Naquela noite, acordei apavorado. Eu tremia na cama e balbuciava com a voz meio enrolada: não, não atirem! Por que querem me matar? O que foi que eu fiz? Não podem jogar essa bomba!

Eu era um prisioneiro de guerra. Estava algemado rodeado por uma tropa de soldados inimigos e um oficial me afrontava proferindo uma sentença fatal: você é inimigo de nossa pátria, por isso deve morrer. A lei da guerra dita as normas; nós não podemos desobedecer à lei da guerra. Talvez, em situação de paz pudéssemos ser amigos, contudo a lei manda executá-lo. Quem não matar será morto; o mais forte será o vencedor. Aqui, o sentimentalismo não vigora, desfalece com os vencidos.

Eu dizia: está bem; matem-me então! O que estão a esperar? Por que esclarecer o que já sei a respeito da guerra? Estou vendo que lhes apetece prolongar o tempo que me resta a fim de presenciarem uma cena de desespero e eu não vou lhes implorar que me poupem nem abrirei o meu pranto perante a morte iminente, pois que as emoções não me afetam mais em virtude de terem expirado exatamente naquele instante em que fui capturado por vocês que, quais verdugos impiedosos, não dispensam a oportunidade de ver como se comporta um condenado prestes a ser eliminado do mundo dos vivos.

O oficial replicava: nós não somos tão maus assim. Apenas, cumprimos o nosso dever e queremos ter a devida convicção de que você está consciente da real necessidade de ser executado. Você não é igual aos demais prisioneiros que capturamos. De maneira vergonhosa, eles se arrastavam, chorando e se mijando de pavor, implorando nossa clemência, um espetáculo absolutamente ridículo.

Mais três prisioneiros guiados por outro grupo chegavam sob a mira das armas daqueles homens que os encaravam com hostilidade.

Alguns minutos depois, iniciou-se uma contenda entre os oficiais. A segunda tropa pretendia encerrar em definitivo a situação, disposta a eliminar seus prisioneiros imediatamente.
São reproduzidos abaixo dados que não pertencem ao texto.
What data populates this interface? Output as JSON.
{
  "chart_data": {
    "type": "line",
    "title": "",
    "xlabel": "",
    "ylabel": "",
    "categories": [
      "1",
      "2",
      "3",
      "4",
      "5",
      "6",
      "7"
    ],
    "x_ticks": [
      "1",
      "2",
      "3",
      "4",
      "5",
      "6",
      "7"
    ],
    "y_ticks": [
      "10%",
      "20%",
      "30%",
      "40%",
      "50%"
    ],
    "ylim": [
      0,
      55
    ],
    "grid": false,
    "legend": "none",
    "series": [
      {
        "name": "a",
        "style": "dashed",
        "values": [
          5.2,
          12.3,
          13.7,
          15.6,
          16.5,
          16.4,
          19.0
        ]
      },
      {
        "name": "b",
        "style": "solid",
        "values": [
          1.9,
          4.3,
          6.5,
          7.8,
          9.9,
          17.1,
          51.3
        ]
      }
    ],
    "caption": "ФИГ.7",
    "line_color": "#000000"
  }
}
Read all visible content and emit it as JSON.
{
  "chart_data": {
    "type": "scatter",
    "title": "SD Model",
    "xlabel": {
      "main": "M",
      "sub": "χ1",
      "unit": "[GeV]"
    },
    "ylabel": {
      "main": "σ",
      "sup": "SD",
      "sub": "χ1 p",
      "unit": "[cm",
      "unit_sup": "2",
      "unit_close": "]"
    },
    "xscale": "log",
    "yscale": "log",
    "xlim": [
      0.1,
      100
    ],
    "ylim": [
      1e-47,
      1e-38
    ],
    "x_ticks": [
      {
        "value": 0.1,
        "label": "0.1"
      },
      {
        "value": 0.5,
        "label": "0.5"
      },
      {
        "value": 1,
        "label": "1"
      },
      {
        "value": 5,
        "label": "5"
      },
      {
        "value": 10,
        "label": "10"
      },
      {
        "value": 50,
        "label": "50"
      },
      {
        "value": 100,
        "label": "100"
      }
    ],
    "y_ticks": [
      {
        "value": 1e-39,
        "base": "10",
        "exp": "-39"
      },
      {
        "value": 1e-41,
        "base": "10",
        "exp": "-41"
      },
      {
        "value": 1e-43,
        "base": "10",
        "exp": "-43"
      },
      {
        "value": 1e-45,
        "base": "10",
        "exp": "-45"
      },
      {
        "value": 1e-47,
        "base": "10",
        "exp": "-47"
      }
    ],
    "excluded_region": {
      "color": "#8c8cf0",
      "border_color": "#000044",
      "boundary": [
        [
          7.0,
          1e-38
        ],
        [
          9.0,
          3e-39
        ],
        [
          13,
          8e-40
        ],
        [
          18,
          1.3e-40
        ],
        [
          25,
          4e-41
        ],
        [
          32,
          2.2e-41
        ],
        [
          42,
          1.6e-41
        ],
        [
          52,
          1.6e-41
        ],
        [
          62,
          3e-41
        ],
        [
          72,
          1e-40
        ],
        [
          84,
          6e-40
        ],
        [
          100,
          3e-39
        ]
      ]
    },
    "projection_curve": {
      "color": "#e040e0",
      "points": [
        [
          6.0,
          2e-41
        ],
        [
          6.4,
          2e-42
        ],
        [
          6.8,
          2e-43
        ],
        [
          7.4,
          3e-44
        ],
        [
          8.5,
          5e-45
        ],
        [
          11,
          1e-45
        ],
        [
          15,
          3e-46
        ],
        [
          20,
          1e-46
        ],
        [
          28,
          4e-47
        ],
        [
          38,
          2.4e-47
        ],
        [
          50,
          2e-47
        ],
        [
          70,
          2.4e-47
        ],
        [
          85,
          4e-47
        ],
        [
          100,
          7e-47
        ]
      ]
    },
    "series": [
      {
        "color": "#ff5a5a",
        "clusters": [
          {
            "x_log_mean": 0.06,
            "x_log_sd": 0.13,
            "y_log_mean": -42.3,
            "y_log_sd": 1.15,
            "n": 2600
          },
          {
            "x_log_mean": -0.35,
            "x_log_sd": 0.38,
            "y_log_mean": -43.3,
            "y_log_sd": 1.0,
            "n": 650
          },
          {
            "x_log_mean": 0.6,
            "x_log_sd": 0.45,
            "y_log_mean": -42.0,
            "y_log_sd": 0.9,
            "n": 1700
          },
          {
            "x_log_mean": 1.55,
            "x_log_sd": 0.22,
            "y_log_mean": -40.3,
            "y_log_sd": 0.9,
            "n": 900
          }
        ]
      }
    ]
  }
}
Os primeiros protestavam arrogando-se o direito de deliberar quando e como seu refém haveria de ser julgado.

O que havia me capturado dizia: este, nós o prendemos; portanto seremos nós que vamos julgá-lo. Vocês dispõem dos seus reféns e poderão sentenciá-los da maneira que lhes aprouver.
Os cativos permaneciam cabisbaixos enquanto os captores geravam discrepâncias que concorriam a um impasse.

Um dos condenados, aproveitando a negligência da vigilância, deslizava sorrateiramente numa tentativa desesperada de fuga. Tal proeza, porém, não passou de uma tentativa. Depressa, o outro oficial apontou a arma e crivou seu corpo de balas em plena corrida. Ainda com a arma em punho, trovejou encarando os demais: aquele não precisa mais ser julgado. Quem mais se habilita? Sintam-se à vontade! Indicou o cadáver do fugitivo dizendo: talvez, em vida, tenha sido um grande covarde; os covardes não precisam de julgamento para ser eliminados. Fez uma pequena pausa: alguém mais quer continuar a brincadeira?

Um dos soldados, indignado com o espetáculo, dizia em voz baixa aos presos não ser a favor da guerra, não concordava com os métodos dos combatentes mais arrebatados, tampouco com os pretextos da guerra. A despeito de sua presença no confronto, não estava ali por sua livre vontade. O oficial encarregado bradou: soldado, volte para o seu lugar! Você não sabe que é proibido conversar com prisioneiros? Ou pretende ser fuzilado também? O guerreiro conservou-se imóvel, e afrontou o oficial que repetiu a ordem: volte agora mesmo para o seu posto! O soldado replicou: eu abomino esta guerra e o que vocês estão fazendo! Abomino quem maquinou tudo isso! Abomino vocês e não mais acatarei suas ordens! Maldita seja a guerra! Mil vezes, maldita! Subitamente, alçou sua arma e disparou atingindo um dos guardas. De lá revidaram o ataque; os disparos vieram em sua direção eliminando o valente guerreiro que se predispunha a contestar uma guerra que não era sua. Disse o outro oficial: a brincadeira está indo longe demais. Removeremos nossos detentos para outro local e lá os julgaremos.

Alguns minutos depois, o som característico das metralhadoras anunciava a execução dos mesmos.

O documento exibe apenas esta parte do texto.